Newspaper reports indicate that a clerical error in one trade may have triggered computer trading systems to rapidly sell. It was reported that a trade for $16 million dollars was erroneously entered as $16 billion.

So what can we learn from what happened yesterday? Clearly, there were investors hurt as they panicked and sold at the bottom, locking in their losses, only to see the market recover a short time later. Others may have profited by buying at the bottom. If you consider yourself a long-term investor, however, you need to stay calm and ignore what’s happening in these market swings.

We’ve written time and time again that it’s very tough to time the market. You have to be right twice. You have to know when to get in and when to get out. Making that call just once is very tough to do, especially in the volatile world we live in.

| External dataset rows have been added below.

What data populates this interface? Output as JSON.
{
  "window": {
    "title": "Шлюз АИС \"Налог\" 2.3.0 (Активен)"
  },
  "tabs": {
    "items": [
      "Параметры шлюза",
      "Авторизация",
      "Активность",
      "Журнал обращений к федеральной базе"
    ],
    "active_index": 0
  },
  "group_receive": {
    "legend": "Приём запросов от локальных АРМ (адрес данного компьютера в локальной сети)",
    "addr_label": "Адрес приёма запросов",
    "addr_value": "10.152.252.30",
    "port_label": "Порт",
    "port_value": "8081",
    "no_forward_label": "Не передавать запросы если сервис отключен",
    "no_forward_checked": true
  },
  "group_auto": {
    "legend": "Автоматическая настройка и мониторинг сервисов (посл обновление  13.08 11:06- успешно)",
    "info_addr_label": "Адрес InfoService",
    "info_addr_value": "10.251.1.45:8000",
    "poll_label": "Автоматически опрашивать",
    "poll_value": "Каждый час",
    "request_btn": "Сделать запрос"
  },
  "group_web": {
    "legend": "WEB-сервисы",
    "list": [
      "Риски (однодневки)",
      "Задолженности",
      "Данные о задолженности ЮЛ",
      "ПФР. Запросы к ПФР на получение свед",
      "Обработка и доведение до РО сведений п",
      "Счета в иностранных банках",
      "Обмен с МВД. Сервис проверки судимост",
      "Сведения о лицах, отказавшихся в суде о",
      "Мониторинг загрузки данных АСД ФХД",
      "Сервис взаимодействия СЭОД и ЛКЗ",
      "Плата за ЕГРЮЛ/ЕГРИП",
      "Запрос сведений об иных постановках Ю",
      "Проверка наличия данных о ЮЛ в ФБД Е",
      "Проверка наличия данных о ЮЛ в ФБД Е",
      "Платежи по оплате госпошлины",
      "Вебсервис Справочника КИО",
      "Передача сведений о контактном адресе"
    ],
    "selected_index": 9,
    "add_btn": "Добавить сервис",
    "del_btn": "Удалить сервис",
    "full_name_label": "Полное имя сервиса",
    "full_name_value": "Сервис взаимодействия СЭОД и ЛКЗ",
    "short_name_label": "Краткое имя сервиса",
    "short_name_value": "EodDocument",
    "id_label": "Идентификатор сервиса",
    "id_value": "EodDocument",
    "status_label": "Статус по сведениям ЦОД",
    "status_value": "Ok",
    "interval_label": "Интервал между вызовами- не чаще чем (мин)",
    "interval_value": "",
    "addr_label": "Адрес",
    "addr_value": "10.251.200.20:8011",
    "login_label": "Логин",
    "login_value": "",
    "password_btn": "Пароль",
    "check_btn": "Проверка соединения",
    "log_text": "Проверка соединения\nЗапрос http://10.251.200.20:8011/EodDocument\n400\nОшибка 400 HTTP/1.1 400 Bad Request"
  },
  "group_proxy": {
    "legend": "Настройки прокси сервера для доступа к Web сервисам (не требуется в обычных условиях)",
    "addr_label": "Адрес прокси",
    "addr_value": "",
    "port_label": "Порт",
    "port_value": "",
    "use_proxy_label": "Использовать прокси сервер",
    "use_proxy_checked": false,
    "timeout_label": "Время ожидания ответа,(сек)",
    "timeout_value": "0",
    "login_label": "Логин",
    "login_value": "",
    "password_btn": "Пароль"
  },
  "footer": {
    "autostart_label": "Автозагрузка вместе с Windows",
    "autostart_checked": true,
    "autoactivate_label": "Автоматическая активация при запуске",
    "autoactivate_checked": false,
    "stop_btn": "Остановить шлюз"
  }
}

Just think of all the unusual events that have occurred recently that could have significantly impacted world economies. We’ve had earthquakes, volcanic dust, an oil spill that is threatening the entire Gulf Coast, and now, unrest in the European economies. These events come and go. History has shown us that in times of crisis, the market usually recovers quite quickly.

If your emotions cause you to panic and sell in such a situation, you likely have too much invested in the stock market or don’t have your goals aligned with your portfolio. Money needs to be set aside in safe, short-term securities to meet short-term goals. If you are trying to juice your returns by increasing your investments in riskier assets, you will likely find it difficult to ignore wild market swings.

Investors need to have their portfolio risk tuned to their risk tolerance and goals in order to avoid letting their emotions drive their investment decisions. Broad diversification with periodic rebalancing (at least annually) should serve you well. Rebalancing helps you buy low and sell high. With the appropriate risk tolerance, aligned goals and some discipline, you can avoid letting events such as yesterday’s wild market cause you to let your emotions get the best of you.